A posição da Ordem se dá um dia após o presidente da Anatel declarar que a era da internet ilimitada chegou ao fim. João Resende disse ainda, que o recurso educou mal aos seus usuários, e que a infraestrutura do país não comporta mais a conexão ilimitada pra todos.

A Anatel suspendeu a aplicação de tarifas excedentes de mensalidades e o corte dos serviços, por parte das operadoras, mas isso só durante 90 dias, até que as empresas se adequem às suas exigências. Isso quer dizer que consequentemente, a Anatel está deixando o caminho livre para que o limite de franquia seja praticado.

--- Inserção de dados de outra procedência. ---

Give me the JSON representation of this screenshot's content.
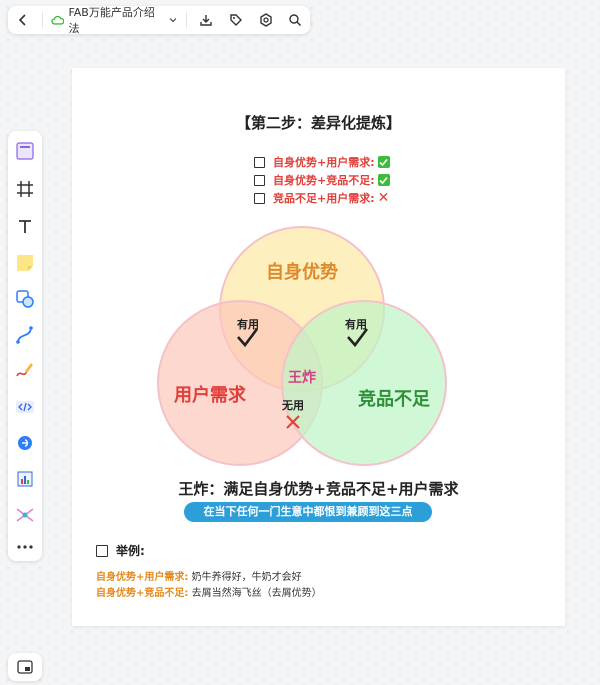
{
  "toolbar": {
    "back": "back",
    "doc_title": "FAB万能产品介绍法",
    "icons": [
      "download-icon",
      "tag-icon",
      "settings-icon",
      "search-icon"
    ]
  },
  "sidebar": {
    "tools": [
      "template",
      "frame",
      "text",
      "sticky-note",
      "shape",
      "connector",
      "pen",
      "code",
      "mindmap",
      "table",
      "flow",
      "more"
    ]
  },
  "board": {
    "step_title": "【第二步：差异化提炼】",
    "checks": [
      {
        "label": "自身优势+用户需求:",
        "result": "ok"
      },
      {
        "label": "自身优势+竞品不足:",
        "result": "ok"
      },
      {
        "label": "竞品不足+用户需求:",
        "result": "no"
      }
    ],
    "venn": {
      "top": "自身优势",
      "left": "用户需求",
      "right": "竞品不足",
      "useful_left": "有用",
      "useful_right": "有用",
      "center": "王炸",
      "useless": "无用",
      "colors": {
        "top": "#fde9a9",
        "left": "#fcc7bb",
        "right": "#bdf5c4"
      }
    },
    "summary": "王炸：满足自身优势+竞品不足+用户需求",
    "pill": "在当下任何一门生意中都恨到兼顾到这三点",
    "example_head": "举例:",
    "examples": [
      {
        "key": "自身优势+用户需求:",
        "text": "奶牛养得好，牛奶才会好"
      },
      {
        "key": "自身优势+竞品不足:",
        "text": "去屑当然海飞丝（去屑优势）"
      }
    ]
  }
}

Segundo o presidente da OAB, a medida adotada pelas operadoras pode ter como objetivo principal, frear o crescimento de serviços de streaming, como a Netflix, por exemplo. “São medidas absolutamente anticoncorrenciais”, afirmou Lamachia

Uma outra questão que é temida pelo presidente, é que as novas medidas prejudiquem tanto a ele, como a quem pratica a profissão. Se houver o corte da internet assim que o limite for esgotado, será impossível acessar à sistemas necessários que contam com documentos judiciais.

“É um absurdo que o acesso à justiça seja tolhido com a conivência da agencia que deveria defender o consumidor.”